Duncan wouldn’t name names, but he was willing to broad-brush a scenario or two. Just suppose, for instance, that Pop
has custody of the kid, and Pop’s supposed to be in the gold exchange business. Only he’s not, unless it’s the gold in
the teeth of the gals in the porno movies he’s selling outta his skin shops. And the kiddo, who’s seven, is in and
outta these places like a cool breeze. So Mom, who wants custody, hires a certain P.I. to go in with a little camera.
He takes some pictures of tapes, buys a few, and snaps Junior checkin’ it all out. So now maybe Mom gets a hearing.

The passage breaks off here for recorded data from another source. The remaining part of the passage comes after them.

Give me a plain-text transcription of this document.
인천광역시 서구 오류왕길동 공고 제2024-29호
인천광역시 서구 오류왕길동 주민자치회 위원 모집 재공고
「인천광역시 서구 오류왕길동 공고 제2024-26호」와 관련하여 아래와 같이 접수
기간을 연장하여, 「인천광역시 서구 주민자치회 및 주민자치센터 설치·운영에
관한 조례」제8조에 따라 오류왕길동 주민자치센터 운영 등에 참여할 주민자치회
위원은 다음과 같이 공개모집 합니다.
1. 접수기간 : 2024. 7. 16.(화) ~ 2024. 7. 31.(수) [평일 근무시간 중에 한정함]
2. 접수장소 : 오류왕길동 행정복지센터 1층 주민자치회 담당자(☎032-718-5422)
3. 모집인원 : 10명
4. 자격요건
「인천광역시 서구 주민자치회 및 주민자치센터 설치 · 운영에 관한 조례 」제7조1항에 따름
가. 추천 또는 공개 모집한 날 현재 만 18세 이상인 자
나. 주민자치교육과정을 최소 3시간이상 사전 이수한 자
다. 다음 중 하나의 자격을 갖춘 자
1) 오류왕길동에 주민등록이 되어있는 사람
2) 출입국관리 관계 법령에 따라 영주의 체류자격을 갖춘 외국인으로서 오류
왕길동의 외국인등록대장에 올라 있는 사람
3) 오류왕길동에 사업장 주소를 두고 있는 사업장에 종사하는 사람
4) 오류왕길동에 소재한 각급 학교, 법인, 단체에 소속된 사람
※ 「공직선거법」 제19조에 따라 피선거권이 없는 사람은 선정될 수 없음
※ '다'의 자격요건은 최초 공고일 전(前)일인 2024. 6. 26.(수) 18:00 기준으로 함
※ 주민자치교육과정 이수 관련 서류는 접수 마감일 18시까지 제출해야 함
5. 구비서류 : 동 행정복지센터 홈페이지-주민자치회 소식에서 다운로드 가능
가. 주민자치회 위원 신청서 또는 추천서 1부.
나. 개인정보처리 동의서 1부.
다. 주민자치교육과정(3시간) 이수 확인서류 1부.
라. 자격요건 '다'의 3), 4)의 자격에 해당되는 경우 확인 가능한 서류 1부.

Duncan also says there’s a lucrative business for P.I.s doing background checks for suspicious singles who’ve met
somebody new and want to be sure it’s not Mr. Wrong. Fearing AIDS or rip-offs, they hire investigators to delve into
the health, dating, and business backgrounds of their new friends.

State law won’t let Duncan pack a heater, and there’s no bottle of cheap bourbon in the desk of his Northwest Highway
office. And so far, he’s got no snap-brim fedora. “I’m thinking about it,” Duncan says. “Just might get me one.”